Artist Discussion: Friday, June 1st @ 7p
Canadian/American glass artist Laura Donefer will lead a glass demonstration at Flame Run at Glassworks, 815 W. Market Street, from 1:00pm-3:00pm. Later that evening, she will give a gallery talk about her self-described “crazy experiences” as an artist over the past 30 years. The talk is being held at KMAC in conjunction with the First Friday Trolley Hop and “50 Years of Studio Glass,” Exhibit.

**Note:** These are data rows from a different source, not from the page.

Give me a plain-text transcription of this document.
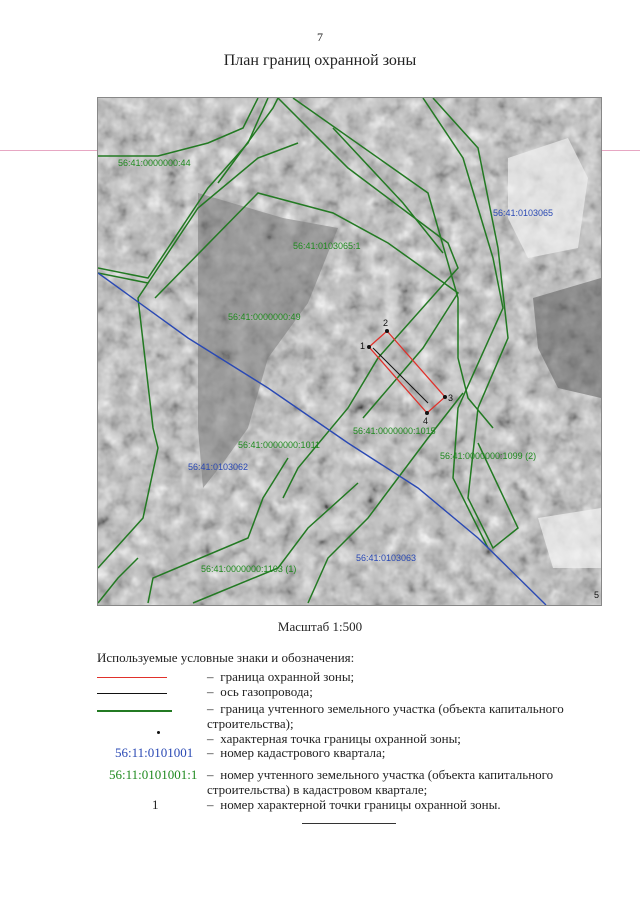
7
План границ охранной зоны
56:41:0000000:44
56:41:0103065
56:41:0103065:1
56:41:0000000:49
56:41:0000000:1015
56:41:0000000:1011
56:41:0103062
56:41:0000000:1099 (2)
56:41:0103063
56:41:0000000:1103 (1)
5
1
2
3
4
Масштаб 1:500
Используемые условные знаки и обозначения:
– граница охранной зоны;
– ось газопровода;
– граница учтенного земельного участка (объекта капитального строительства);
– характерная точка границы охранной зоны;
56:11:0101001	– номер кадастрового квартала;
56:11:0101001:1 – номер учтенного земельного участка (объекта капитального строительства) в кадастровом квартале;
1	– номер характерной точки границы охранной зоны.
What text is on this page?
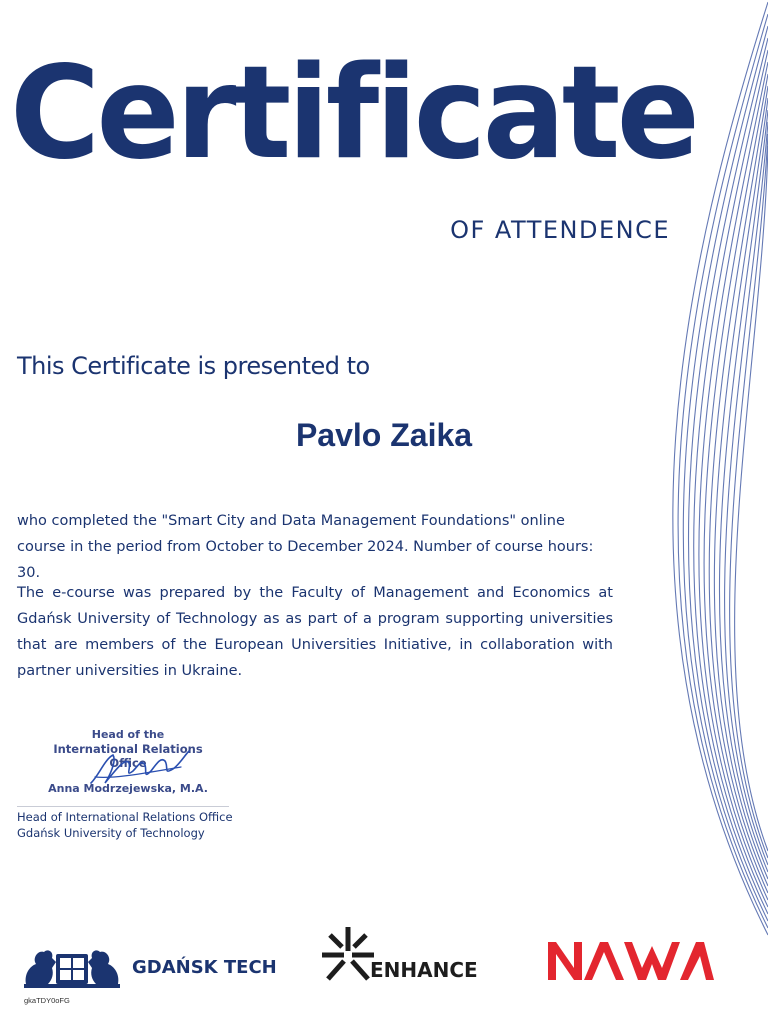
Certificate
OF ATTENDENCE
This Certificate is presented to
Pavlo Zaika
who completed the "Smart City and Data Management Foundations" online course in the period from October to December 2024. Number of course hours: 30.
The e-course was prepared by the Faculty of Management and Economics at Gdańsk University of Technology as as part of a program supporting universities that are members of the European Universities Initiative, in collaboration with partner universities in Ukraine.
Head of the
International Relations Office
Anna Modrzejewska, M.A.
Head of International Relations Office
Gdańsk University of Technology
GDAŃSK TECH	ENHANCE
gkaTDY0oFG
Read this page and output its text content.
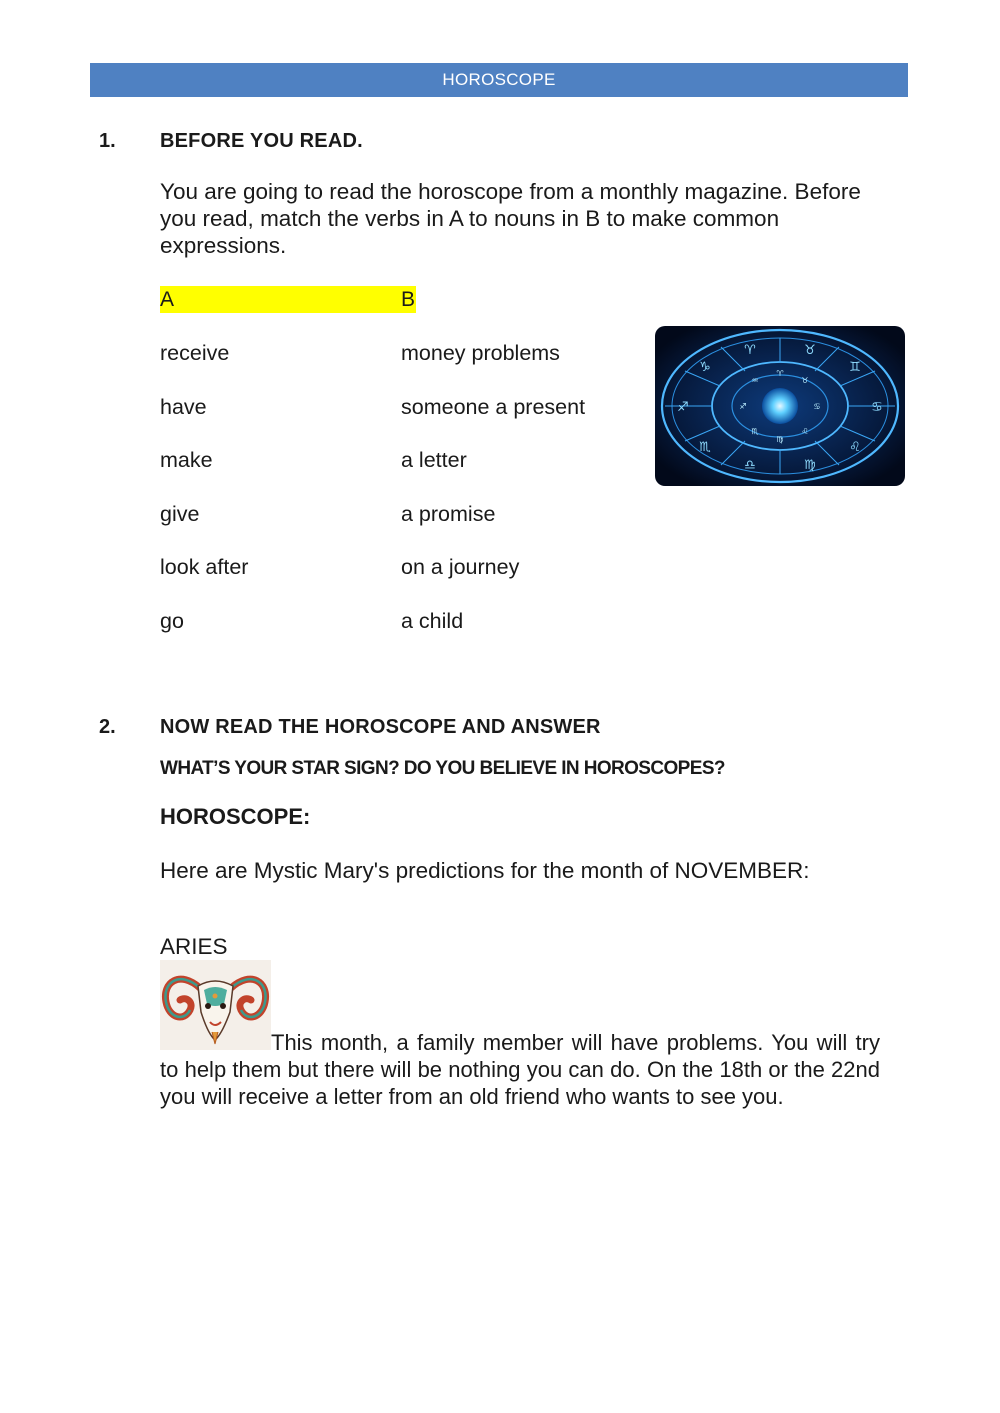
HOROSCOPE
1. BEFORE YOU READ.
You are going to read the horoscope from a monthly magazine. Before you read, match the verbs in A to nouns in B to make common expressions.
A	B
receive	money problems
have	someone a present
make	a letter
give	a promise
look after	on a journey
go	a child
♈	♉
♊
♋
♌
♍
♎
♏
♐
♑	♈
♉
♋
♌
♍
♏
♐
♒
2. NOW READ THE HOROSCOPE AND ANSWER
WHAT’S YOUR STAR SIGN? DO YOU BELIEVE IN HOROSCOPES?
HOROSCOPE:
Here are Mystic Mary's predictions for the month of NOVEMBER:
ARIES
This month, a family member will have problems. You will try to help them but there will be nothing you can do. On the 18th or the 22nd you will receive a letter from an old friend who wants to see you.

Artist Laura Donefer has used glass as the primary medium in her art for 30 years. Mentoring and teaching is equally important to Laura, who has taught at Espace Verre in Montreal, Pilchuck Glass School, Penland School of Crafts, and the Corning Museum of Glass in New York for many years. Laura is the notorious instigator behind the crazy Glass Fashion Shows, the next one being at the Glass Art Society conference in Toledo. Laura is represented by Hodgell Gallery, Sarasota, Florida
Both the demonstration and gallery talk are free and open to the public, and light refreshments will be served.

Discussion Series

How does Studio Glass fit into Contemporary Art?
Friday, May 18th @7pm
 James Yood teaches contemporary art history and criticism at the School of the Art Institute of Chicago, where he is Director of the New Arts Journalism program and Adjunct Full Professor in the Department of Art History, Theory, and Criticism. Active as an art critic and essayist on contemporary art, he is Chicago correspondent to Artforum and writes regularly for GLASS magazine, American Craft, Art on Paper, and Aperture. He has served as a panelist for the National Endowment for the Arts, and is a regular correspondent to WBEZ National Public Radio in Chicago. Among his books are Spirited Visions: Portraits of Chicago Artists and Gladys Nilsson.